Tuesday, December 04, 2007

woozy doggie!

On my couch lies a very stoned dog! I took him to the vet's this morning to have one of his molars removed and just picked him up. The tooth came out alright and should heal up very quickly, but right now he's still a bit woozy from the anesthetic. Poor thing! He looks so dopey!

2nd physio session this morning indicates that my trap muscle isn't working correctly - either a result of nerve damage or simply being damaged itself. It's not holding up the shoulder properly which is contributing to the lopsidedness of my shoulders. I decided not to take pain killers last night and regretted it today - I discovered how many different parts of my shoulder and neck are sore!! Ouch. The good thing is that my physiotherapist says that by the end of next week, provided I progress well in healing, I should be able to be back at the gym doing at least shadow boxing and lower body work. Yeah!!

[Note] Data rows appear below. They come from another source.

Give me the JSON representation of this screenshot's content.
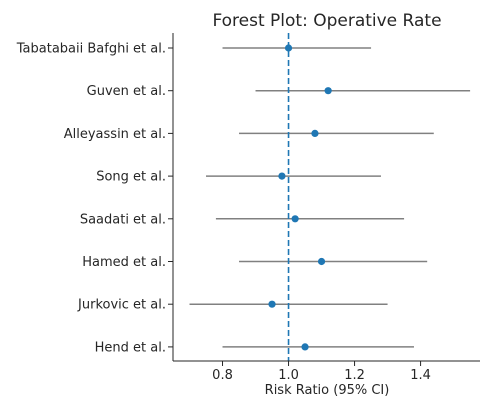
{
  "chart_data": {
    "type": "scatter",
    "title": "Forest Plot: Operative Rate",
    "xlabel": "Risk Ratio (95% CI)",
    "ylabel": "",
    "xlim": [
      0.65,
      1.58
    ],
    "xticks": [
      0.8,
      1.0,
      1.2,
      1.4
    ],
    "xtick_labels": [
      "0.8",
      "1.0",
      "1.2",
      "1.4"
    ],
    "reference_line": 1.0,
    "grid": false,
    "studies": [
      {
        "label": "Tabatabaii Bafghi et al.",
        "rr": 1.0,
        "ci_low": 0.8,
        "ci_high": 1.25
      },
      {
        "label": "Guven et al.",
        "rr": 1.12,
        "ci_low": 0.9,
        "ci_high": 1.55
      },
      {
        "label": "Alleyassin et al.",
        "rr": 1.08,
        "ci_low": 0.85,
        "ci_high": 1.44
      },
      {
        "label": "Song et al.",
        "rr": 0.98,
        "ci_low": 0.75,
        "ci_high": 1.28
      },
      {
        "label": "Saadati et al.",
        "rr": 1.02,
        "ci_low": 0.78,
        "ci_high": 1.35
      },
      {
        "label": "Hamed et al.",
        "rr": 1.1,
        "ci_low": 0.85,
        "ci_high": 1.42
      },
      {
        "label": "Jurkovic et al.",
        "rr": 0.95,
        "ci_low": 0.7,
        "ci_high": 1.3
      },
      {
        "label": "Hend et al.",
        "rr": 1.05,
        "ci_low": 0.8,
        "ci_high": 1.38
      }
    ],
    "colors": {
      "point": "#1f77b4",
      "ci_line": "#808080",
      "reference": "#1f77b4",
      "axis": "#262626"
    }
  }
}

I think I need a new job. The concept of "positive reinforcement" is lost at my place of work. Every time I get called into my boss's office, I feel like I'm going to catch shit. This new position is not fun for me, nor for him by the looks of it, so I think I may have to go back to research. It will take me out of harms way, make me one of the pack again (it's true - there are safety in numbers), and allow me to go back to getting work done and not stuck in meetings all the time. I thought this could work, but I don't think the environment is right. I actually think I was set up to fail in a number of ways. Maybe not consciously, not deliberately, but the environment is wrong, not supportive, too insecure. So maybe it's time for a change back to research, back to my roots, followed by a search, later on, for something different. I don't know. We'll know more after tomorrow's meeting.

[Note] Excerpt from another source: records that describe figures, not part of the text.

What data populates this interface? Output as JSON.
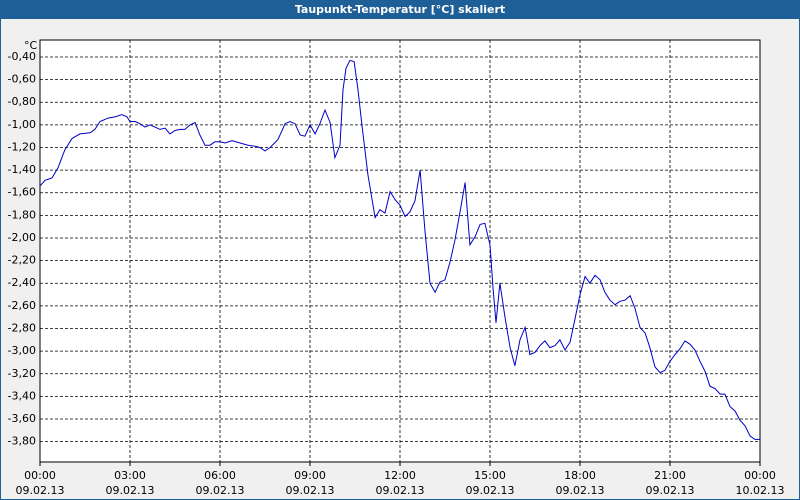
{
  "chart_data": {
    "type": "line",
    "title": "Taupunkt-Temperatur [°C] skaliert",
    "y_unit": "°C",
    "xlim": [
      0,
      24
    ],
    "ylim": [
      -3.98,
      -0.25
    ],
    "grid": true,
    "xticks": [
      {
        "value": 0,
        "label": "00:00"
      },
      {
        "value": 3,
        "label": "03:00"
      },
      {
        "value": 6,
        "label": "06:00"
      },
      {
        "value": 9,
        "label": "09:00"
      },
      {
        "value": 12,
        "label": "12:00"
      },
      {
        "value": 15,
        "label": "15:00"
      },
      {
        "value": 18,
        "label": "18:00"
      },
      {
        "value": 21,
        "label": "21:00"
      },
      {
        "value": 24,
        "label": "00:00"
      }
    ],
    "xtick_dates": [
      "09.02.13",
      "09.02.13",
      "09.02.13",
      "09.02.13",
      "09.02.13",
      "09.02.13",
      "09.02.13",
      "09.02.13",
      "10.02.13"
    ],
    "yticks": [
      {
        "value": -0.4,
        "label": "-0,40"
      },
      {
        "value": -0.6,
        "label": "-0,60"
      },
      {
        "value": -0.8,
        "label": "-0,80"
      },
      {
        "value": -1.0,
        "label": "-1,00"
      },
      {
        "value": -1.2,
        "label": "-1,20"
      },
      {
        "value": -1.4,
        "label": "-1,40"
      },
      {
        "value": -1.6,
        "label": "-1,60"
      },
      {
        "value": -1.8,
        "label": "-1,80"
      },
      {
        "value": -2.0,
        "label": "-2,00"
      },
      {
        "value": -2.2,
        "label": "-2,20"
      },
      {
        "value": -2.4,
        "label": "-2,40"
      },
      {
        "value": -2.6,
        "label": "-2,60"
      },
      {
        "value": -2.8,
        "label": "-2,80"
      },
      {
        "value": -3.0,
        "label": "-3,00"
      },
      {
        "value": -3.2,
        "label": "-3,20"
      },
      {
        "value": -3.4,
        "label": "-3,40"
      },
      {
        "value": -3.6,
        "label": "-3,60"
      },
      {
        "value": -3.8,
        "label": "-3,80"
      }
    ],
    "series": [
      {
        "color": "#0000c8",
        "x": [
          0,
          0.17,
          0.4,
          0.6,
          0.83,
          1.07,
          1.33,
          1.67,
          1.83,
          2.0,
          2.27,
          2.5,
          2.73,
          2.9,
          3.0,
          3.17,
          3.33,
          3.5,
          3.67,
          3.83,
          4.0,
          4.17,
          4.33,
          4.5,
          4.67,
          4.83,
          5.0,
          5.17,
          5.33,
          5.5,
          5.67,
          5.83,
          6.0,
          6.17,
          6.4,
          6.67,
          6.93,
          7.17,
          7.33,
          7.5,
          7.67,
          7.93,
          8.17,
          8.33,
          8.5,
          8.67,
          8.83,
          9.0,
          9.17,
          9.33,
          9.5,
          9.67,
          9.83,
          10.0,
          10.1,
          10.2,
          10.33,
          10.47,
          10.6,
          10.73,
          10.93,
          11.17,
          11.33,
          11.5,
          11.67,
          11.83,
          12.0,
          12.17,
          12.33,
          12.5,
          12.67,
          12.83,
          13.0,
          13.17,
          13.33,
          13.5,
          13.67,
          13.83,
          14.0,
          14.17,
          14.33,
          14.5,
          14.67,
          14.83,
          15.0,
          15.1,
          15.2,
          15.33,
          15.5,
          15.67,
          15.83,
          16.0,
          16.17,
          16.33,
          16.5,
          16.67,
          16.83,
          17.0,
          17.17,
          17.33,
          17.5,
          17.67,
          17.83,
          18.0,
          18.17,
          18.33,
          18.5,
          18.67,
          18.83,
          19.0,
          19.17,
          19.33,
          19.5,
          19.67,
          19.83,
          20.0,
          20.17,
          20.33,
          20.5,
          20.67,
          20.83,
          21.0,
          21.17,
          21.33,
          21.5,
          21.67,
          21.83,
          22.0,
          22.17,
          22.33,
          22.5,
          22.67,
          22.83,
          23.0,
          23.17,
          23.33,
          23.5,
          23.67,
          23.83,
          24.0
        ],
        "values": [
          -1.54,
          -1.49,
          -1.47,
          -1.38,
          -1.22,
          -1.12,
          -1.08,
          -1.07,
          -1.04,
          -0.97,
          -0.94,
          -0.93,
          -0.91,
          -0.93,
          -0.97,
          -0.97,
          -0.99,
          -1.02,
          -1.0,
          -1.02,
          -1.04,
          -1.03,
          -1.08,
          -1.05,
          -1.04,
          -1.04,
          -1.0,
          -0.98,
          -1.09,
          -1.18,
          -1.18,
          -1.15,
          -1.15,
          -1.16,
          -1.14,
          -1.16,
          -1.18,
          -1.19,
          -1.2,
          -1.23,
          -1.2,
          -1.13,
          -0.99,
          -0.97,
          -0.99,
          -1.09,
          -1.1,
          -1.0,
          -1.08,
          -0.99,
          -0.87,
          -0.98,
          -1.29,
          -1.18,
          -0.69,
          -0.5,
          -0.43,
          -0.44,
          -0.69,
          -1.0,
          -1.44,
          -1.82,
          -1.75,
          -1.78,
          -1.59,
          -1.66,
          -1.71,
          -1.81,
          -1.77,
          -1.67,
          -1.4,
          -1.93,
          -2.4,
          -2.48,
          -2.39,
          -2.37,
          -2.21,
          -2.02,
          -1.77,
          -1.51,
          -2.06,
          -1.99,
          -1.88,
          -1.87,
          -2.06,
          -2.44,
          -2.75,
          -2.4,
          -2.7,
          -2.97,
          -3.13,
          -2.9,
          -2.79,
          -3.03,
          -3.01,
          -2.95,
          -2.91,
          -2.97,
          -2.95,
          -2.9,
          -2.99,
          -2.92,
          -2.72,
          -2.5,
          -2.34,
          -2.4,
          -2.33,
          -2.37,
          -2.48,
          -2.55,
          -2.59,
          -2.56,
          -2.55,
          -2.51,
          -2.62,
          -2.79,
          -2.84,
          -2.97,
          -3.14,
          -3.19,
          -3.17,
          -3.09,
          -3.03,
          -2.98,
          -2.91,
          -2.94,
          -2.99,
          -3.09,
          -3.18,
          -3.31,
          -3.33,
          -3.38,
          -3.38,
          -3.49,
          -3.53,
          -3.61,
          -3.66,
          -3.75,
          -3.78,
          -3.78
        ]
      }
    ]
  }
}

I'm bored, anxious, fidgety. I'm not used to being home in the evenings, unable to go to the gym. It sucks!! The gym is like a 2nd home to me (sometimes it feels like a first home!) and not being able to train is driving me insane! Or maybe it's just being stuck at home, injured, fed up with work, eager to leave for Thailand. I'll go google Thailand and then check out Carrie's blog some more to keep me on the happy track to leaving for the warm climes of Asia.

1 comment:

Anonymous said...

Thailand represent! I hope your puppy is feeling better. I know what you mean about getting squirrelly when you don't train.